Lagi-lagi dia benar.
“Lo bakal ke Jogja enam bulan lagi, dan gue bakal tetap di Jakarta. Mungkin itu jawabannya.”
Dia mengangguk. “Enam bulan?”
Gue sentuh bibirnya pakai jari gue, karena bibir dia itu tipe bibir yang perlu dihargai, bahkan saat enggak lagi dicium.
“Kita jalani seperti ini selama enam bulan. Kita enggak boleh kasih tahu siapa pun. Terus...”
Gue berhenti ngomong, karena gue enggak tahu bagaimana harus mengatakannya, "Kita Selesai."
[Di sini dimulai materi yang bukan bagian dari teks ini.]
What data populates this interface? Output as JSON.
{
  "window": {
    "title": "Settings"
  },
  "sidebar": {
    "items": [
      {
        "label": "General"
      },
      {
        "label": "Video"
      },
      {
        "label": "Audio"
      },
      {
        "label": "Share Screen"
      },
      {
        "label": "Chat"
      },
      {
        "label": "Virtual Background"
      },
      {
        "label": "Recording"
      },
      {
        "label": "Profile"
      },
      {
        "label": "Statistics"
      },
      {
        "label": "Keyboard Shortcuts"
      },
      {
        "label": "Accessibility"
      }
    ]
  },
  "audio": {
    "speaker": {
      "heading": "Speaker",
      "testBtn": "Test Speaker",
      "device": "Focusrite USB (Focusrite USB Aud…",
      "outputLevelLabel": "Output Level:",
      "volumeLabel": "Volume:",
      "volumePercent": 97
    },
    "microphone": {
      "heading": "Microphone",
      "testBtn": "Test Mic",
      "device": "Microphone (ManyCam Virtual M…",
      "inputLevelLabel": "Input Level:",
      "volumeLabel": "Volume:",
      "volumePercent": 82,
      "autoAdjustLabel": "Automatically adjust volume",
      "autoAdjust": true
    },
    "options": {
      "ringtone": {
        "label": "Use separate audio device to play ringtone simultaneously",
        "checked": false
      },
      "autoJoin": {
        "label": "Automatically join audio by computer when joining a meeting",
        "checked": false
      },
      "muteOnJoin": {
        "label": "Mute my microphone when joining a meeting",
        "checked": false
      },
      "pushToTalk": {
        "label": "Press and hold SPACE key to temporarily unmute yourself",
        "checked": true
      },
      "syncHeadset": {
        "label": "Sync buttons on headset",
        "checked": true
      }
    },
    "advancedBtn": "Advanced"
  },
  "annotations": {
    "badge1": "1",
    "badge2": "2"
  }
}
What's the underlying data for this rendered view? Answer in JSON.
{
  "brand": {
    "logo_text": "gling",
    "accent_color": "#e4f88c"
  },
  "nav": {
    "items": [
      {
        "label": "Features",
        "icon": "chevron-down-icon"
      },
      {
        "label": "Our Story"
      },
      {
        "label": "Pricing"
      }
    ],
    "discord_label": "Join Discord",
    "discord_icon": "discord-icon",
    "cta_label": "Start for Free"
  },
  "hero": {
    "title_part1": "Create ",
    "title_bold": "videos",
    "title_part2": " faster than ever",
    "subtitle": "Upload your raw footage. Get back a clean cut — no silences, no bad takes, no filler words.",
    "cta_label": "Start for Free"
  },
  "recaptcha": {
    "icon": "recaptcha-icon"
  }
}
“Kita berhenti?” bisiknya.
“Iya, kita berhenti,” gue setuju.
Dia mengangguk, dan gue bisa benar-benar merasakan dunia ini seperti stopwatch yang berhitung mundur. Gue cium dia, dan rasanya makin enak sekarang karena kita sudah punya rencana.
“Kita bisa lakuin ini, Yesica.”
Dia senyum setuju. “Iya.”
Gue kasih bibirnya hadiah yang memang pantas dia dapatkan.
Gue bakal cinta sama lo selama enam bulan ke depan, Yesica.